A Reforma do Ensino Médio, gestada no governo Dilma e apresentada em 2016 por Temer, regulamentava a total privatização da escola pública. Um filão de mercado importante para os milionários grupos Kroton e outros, que poderão oferecer disciplinas à distância, acabando com a escola pública básica.

A pandemia, como a Esquerda Marxista vem afirmando, aprofundou o caos. O ensino remoto implementado pelos governos não garantiu tecnologia para que, em tempos de isolamento social, todos pudessem continuar acompanhando as aulas. As desigualdades aumentaram, ampliando o fosso entre o ensino privado e o público.

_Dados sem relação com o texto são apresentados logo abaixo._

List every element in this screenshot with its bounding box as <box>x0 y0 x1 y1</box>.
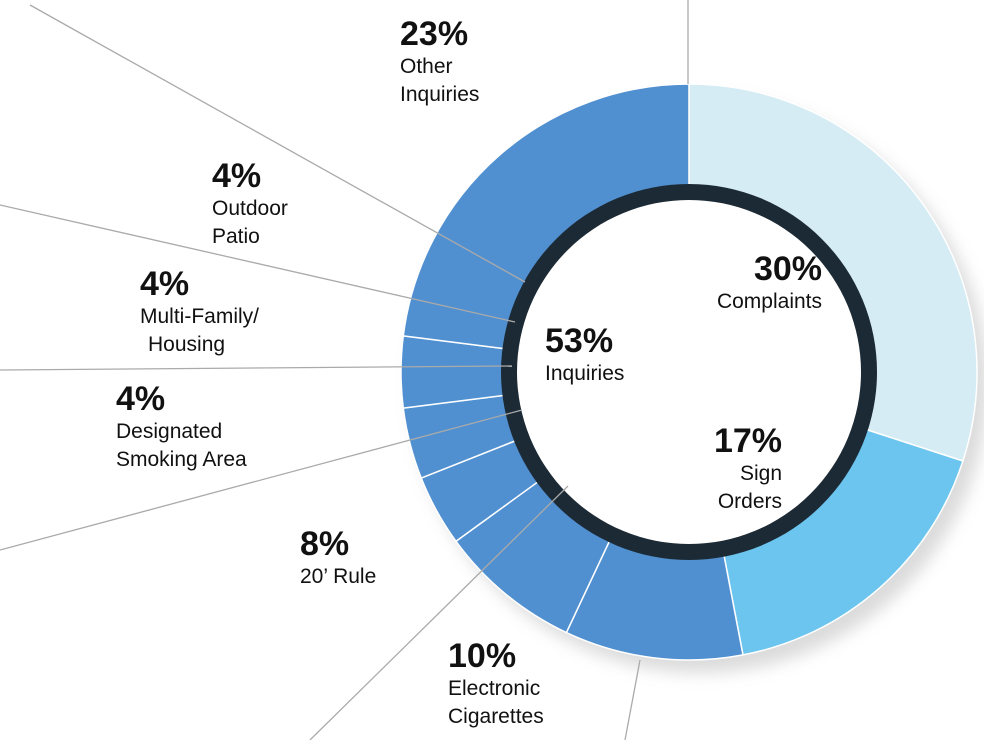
category-label: Multi-Family/ <box>140 305 259 328</box>
value-label: 4% <box>140 265 189 303</box>
value-label: 4% <box>212 157 261 195</box>
value-label: 17% <box>714 422 782 460</box>
leader-line <box>624 659 641 740</box>
value-label: 30% <box>754 250 822 288</box>
value-label: 10% <box>448 637 516 675</box>
category-label: Patio <box>212 225 260 248</box>
category-label: Outdoor <box>212 197 288 220</box>
category-label: Cigarettes <box>448 705 544 728</box>
value-label: 4% <box>116 380 165 418</box>
category-label: Sign <box>740 462 782 485</box>
leader-line <box>29 4 526 283</box>
group-value: 53% <box>545 322 613 360</box>
leader-line <box>0 365 513 371</box>
leader-line <box>0 409 523 551</box>
leader-line <box>0 204 516 323</box>
category-label: Designated <box>116 420 222 443</box>
category-label: Housing <box>148 333 225 356</box>
category-label: 20’ Rule <box>300 565 376 588</box>
group-label: Inquiries <box>545 362 624 385</box>
category-label: Inquiries <box>400 83 479 106</box>
category-label: Orders <box>718 490 782 513</box>
category-label: Electronic <box>448 677 540 700</box>
value-label: 8% <box>300 525 349 563</box>
leader-lines <box>0 0 689 740</box>
hole <box>517 200 861 544</box>
category-label: Other <box>400 55 453 78</box>
value-label: 23% <box>400 15 468 53</box>
category-label: Complaints <box>717 290 822 313</box>
category-label: Smoking Area <box>116 448 247 471</box>
leader-line <box>309 485 569 740</box>
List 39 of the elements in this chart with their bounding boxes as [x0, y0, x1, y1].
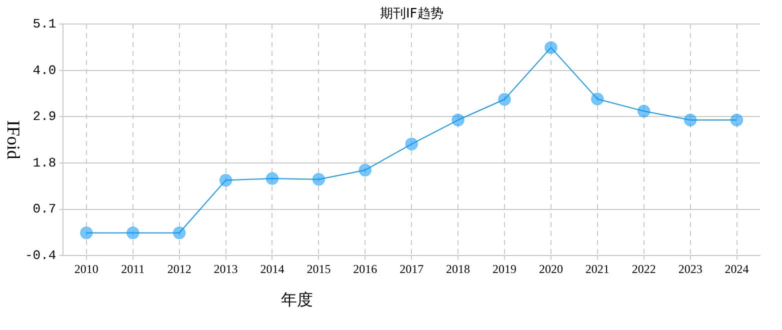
- point: [730, 114, 744, 127]
- point: [80, 226, 93, 240]
- point: [312, 172, 326, 186]
- point: [684, 114, 697, 127]
- y-tick-label: 4.0: [32, 62, 56, 78]
- point: [544, 41, 558, 54]
- x-tick-label: 2020: [538, 262, 563, 276]
- x-tick-label: 2015: [306, 262, 331, 276]
- x-tick-label: 2024: [724, 262, 749, 276]
- x-tick-label: 2011: [121, 262, 145, 276]
- x-tick-label: 2018: [446, 262, 470, 276]
- y-tick-label: 2.9: [32, 109, 56, 124]
- y-tick-label: 1.8: [32, 155, 56, 170]
- x-tick-label: 2016: [353, 262, 378, 276]
- x-tick-label: 2012: [167, 262, 192, 276]
- x-tick-label: 2023: [678, 262, 702, 276]
- point: [637, 104, 650, 118]
- x-tick-label: 2010: [74, 262, 98, 276]
- point: [452, 114, 465, 127]
- y-axis-title: IFoid: [3, 120, 24, 160]
- point: [498, 92, 512, 106]
- x-tick-label: 2021: [585, 262, 610, 276]
- x-tick-label: 2019: [492, 262, 517, 276]
- x-tick-label: 2014: [260, 262, 284, 276]
- point: [590, 92, 604, 106]
- point: [172, 226, 186, 240]
- x-tick-label: 2022: [632, 262, 656, 276]
- x-tick-label: 2017: [400, 262, 424, 276]
- x-tick-label: 2013: [214, 262, 238, 276]
- point: [266, 172, 279, 186]
- chart-title: 期刊IF趋势: [380, 6, 444, 22]
- point: [358, 164, 372, 177]
- y-tick-label: -0.4: [24, 248, 56, 264]
- x-axis-title: 年度: [281, 290, 313, 310]
- y-tick-label: 5.1: [32, 16, 56, 32]
- y-tick-label: 0.7: [32, 202, 56, 217]
- point: [405, 138, 418, 151]
- point: [126, 226, 140, 240]
- point: [219, 174, 232, 187]
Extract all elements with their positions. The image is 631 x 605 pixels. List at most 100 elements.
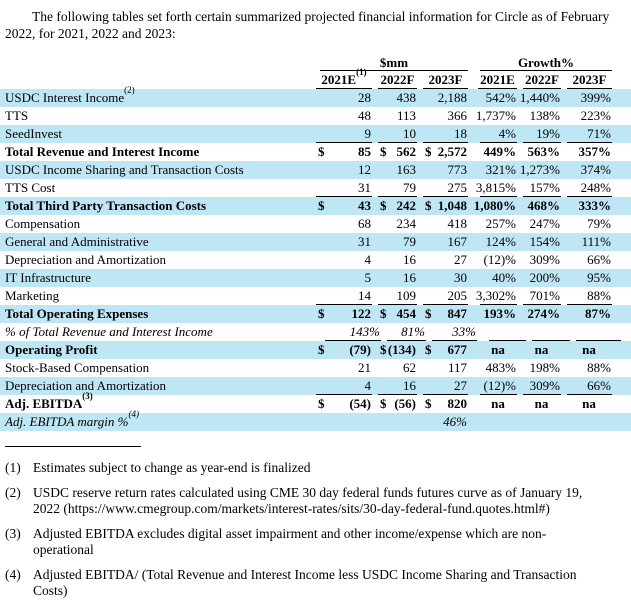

Meses se passaram com esse ensino para inglês ver. O número de estudantes que realizavam as atividades, que já era baixo, reduziu e agora alguns governos, como o do estado de Santa Catarina, ameaçam os jovens e seus pais com o Ministério Público. Esse mesmo ministério deveria exigir dos governos que fornecessem o básico: internet, computador, alimentação e todas as necessidades para o acesso à educação para todos.

Os professores sofrem ao exercer funções sobre as quais não tinham domínio antes da pandemia, com o acúmulo de burocracia criada pelo Estado para “garantir que os professores estão trabalhando” e aumento do número de estudantes por sala de aula, vindos das escolas particulares – que mesmo fornecendo uma educação inferior (pois a base da educação é social, do convívio, da presença), continuam cobrando as mesmas mensalidades. Uma outra parte da categoria dos professores sofre com o desemprego. Outros, ainda, tiveram redução dos seus salários, mesmo com o aumento da jornada.

Enquanto troca um ministro da Educação por outro pior, todos de acordo com o nível do governo,  Bolsonaro essa semana autorizou a desobrigação de máscaras em vários ambientes, inclusive as escolas. Hoje 76% dos brasileiros (Datafolha) temem e rejeitam o retorno das aulas presenciais.

O Seminário deu a largada a uma luta árdua que temos que travar desde já, mas o ânimo e o número de presentes deixam evidente que essa luta é possível, só está começando e temos condições de ganhá-la se organizados.